Seguimos hablando hasta
bien entrada la madrugada. Mi madre saldó unas cuantas deudas con la suya: la
libertaria de la fotografía también le negó a ella su libertad; la revolución
sexual se quedó en las consignas; cuando su hija tuvo novio, hasta un casto
beso en la mejilla era un exceso imperdonable... No la culpaba, pero era su
historia y su fracaso y renegaba de los cuentos de cualquier bando. Ni malas ni
buenas, ni putas ni santas.
Supe también que las dos
compartimos un mismo sueño: sentirnos queridas, aunque en los tiempos que
corren comience una a creer que se trata de alguna inconfesable perversión
sexual.
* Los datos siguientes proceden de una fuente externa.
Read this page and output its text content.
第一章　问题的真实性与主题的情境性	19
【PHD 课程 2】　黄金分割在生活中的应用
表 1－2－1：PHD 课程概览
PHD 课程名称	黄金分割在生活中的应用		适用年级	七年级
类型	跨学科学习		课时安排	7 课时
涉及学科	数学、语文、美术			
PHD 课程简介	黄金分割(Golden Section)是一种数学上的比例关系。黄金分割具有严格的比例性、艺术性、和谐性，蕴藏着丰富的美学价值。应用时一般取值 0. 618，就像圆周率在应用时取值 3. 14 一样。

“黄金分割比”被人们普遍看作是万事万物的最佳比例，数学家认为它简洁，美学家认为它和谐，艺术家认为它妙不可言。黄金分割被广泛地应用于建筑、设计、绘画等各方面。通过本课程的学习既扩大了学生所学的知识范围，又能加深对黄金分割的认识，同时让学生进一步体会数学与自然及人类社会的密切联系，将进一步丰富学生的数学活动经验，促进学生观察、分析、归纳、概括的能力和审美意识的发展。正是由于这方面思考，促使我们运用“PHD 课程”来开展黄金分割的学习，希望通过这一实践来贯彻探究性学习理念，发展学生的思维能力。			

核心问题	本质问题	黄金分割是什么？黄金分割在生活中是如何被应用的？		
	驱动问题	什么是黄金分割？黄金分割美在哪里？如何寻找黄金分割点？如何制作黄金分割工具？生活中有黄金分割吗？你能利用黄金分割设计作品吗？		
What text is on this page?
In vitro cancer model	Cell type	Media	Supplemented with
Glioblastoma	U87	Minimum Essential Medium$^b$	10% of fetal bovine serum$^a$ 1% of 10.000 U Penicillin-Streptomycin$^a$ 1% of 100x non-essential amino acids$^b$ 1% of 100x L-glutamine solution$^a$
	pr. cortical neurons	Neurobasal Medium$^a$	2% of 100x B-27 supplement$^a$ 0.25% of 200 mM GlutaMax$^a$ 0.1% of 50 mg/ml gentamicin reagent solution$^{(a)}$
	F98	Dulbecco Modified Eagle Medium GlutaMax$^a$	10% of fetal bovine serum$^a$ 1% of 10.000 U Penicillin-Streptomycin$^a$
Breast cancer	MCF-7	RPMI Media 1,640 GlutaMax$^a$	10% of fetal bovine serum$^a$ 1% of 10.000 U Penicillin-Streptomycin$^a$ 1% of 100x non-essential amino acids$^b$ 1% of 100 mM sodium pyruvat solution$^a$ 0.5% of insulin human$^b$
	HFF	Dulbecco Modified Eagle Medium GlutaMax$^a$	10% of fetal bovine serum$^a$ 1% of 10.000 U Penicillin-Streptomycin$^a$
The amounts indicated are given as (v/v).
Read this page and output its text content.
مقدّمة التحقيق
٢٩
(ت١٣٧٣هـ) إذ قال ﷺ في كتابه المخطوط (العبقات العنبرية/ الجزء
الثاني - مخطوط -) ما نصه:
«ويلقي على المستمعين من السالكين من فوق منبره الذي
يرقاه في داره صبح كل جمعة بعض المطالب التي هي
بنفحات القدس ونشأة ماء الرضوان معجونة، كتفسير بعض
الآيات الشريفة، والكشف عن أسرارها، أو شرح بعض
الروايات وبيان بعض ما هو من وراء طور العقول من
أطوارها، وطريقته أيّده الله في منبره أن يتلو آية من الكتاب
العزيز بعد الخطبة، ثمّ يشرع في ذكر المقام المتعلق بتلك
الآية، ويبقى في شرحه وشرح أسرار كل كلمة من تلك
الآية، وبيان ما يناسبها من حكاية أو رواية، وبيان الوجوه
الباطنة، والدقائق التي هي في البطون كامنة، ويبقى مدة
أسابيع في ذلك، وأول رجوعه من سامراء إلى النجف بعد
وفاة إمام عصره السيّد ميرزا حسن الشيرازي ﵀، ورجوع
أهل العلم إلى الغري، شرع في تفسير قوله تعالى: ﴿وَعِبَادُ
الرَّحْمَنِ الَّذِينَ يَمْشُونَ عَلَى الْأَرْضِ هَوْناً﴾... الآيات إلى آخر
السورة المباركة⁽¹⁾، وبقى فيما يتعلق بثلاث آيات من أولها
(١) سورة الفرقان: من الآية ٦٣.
Sí, definitivamente aquel día de septiembre de 1996 conocí a mi madre. La abuela sigue junto a la
ventana del salón, bajo la claridad prometida. Mantenemos viva su memoria.
Tengo un proyecto entre
manos: reescribir los cuentos de mi infancia. Dejé la academia. Mañana voy a
una entrevista de trabajo. Me he acostumbrado a pintarme los labios y ensayar
la mejor de mis sonrisas para agradar al inevitable hombre que desde la cumbre
de su mesa y de su poder me recorre con la mirada pensando seguramente qué hago
aquí, en qué trabaja mi marido o con quién habré dejado a los niños. He conocido
también a muchas reinas de corazones que se lo arrancaban al entrar a su
despacho. Da igual. Suponiendo incluso que este siglo de igualdad y
emancipación femenina no haya sido una gigantesca estafa, no veo motivos para
desesperarse. Miro a mi madre y a mi abuela y pienso que quizá vaya siendo hora
de ponerse el mono de trabajo y no esperar regalos de nadie. Y si toca llorar,
es bueno tener siempre un par de cebollas a mano, para no andar dando
explicaciones.
( Notas...: Cenicienta, en una residencia para la tercera
edad, repite como una letanía la
historia de un príncipe y un zapato de cristal mientras espera junto a la
ventana la llegada de su hada madrina.)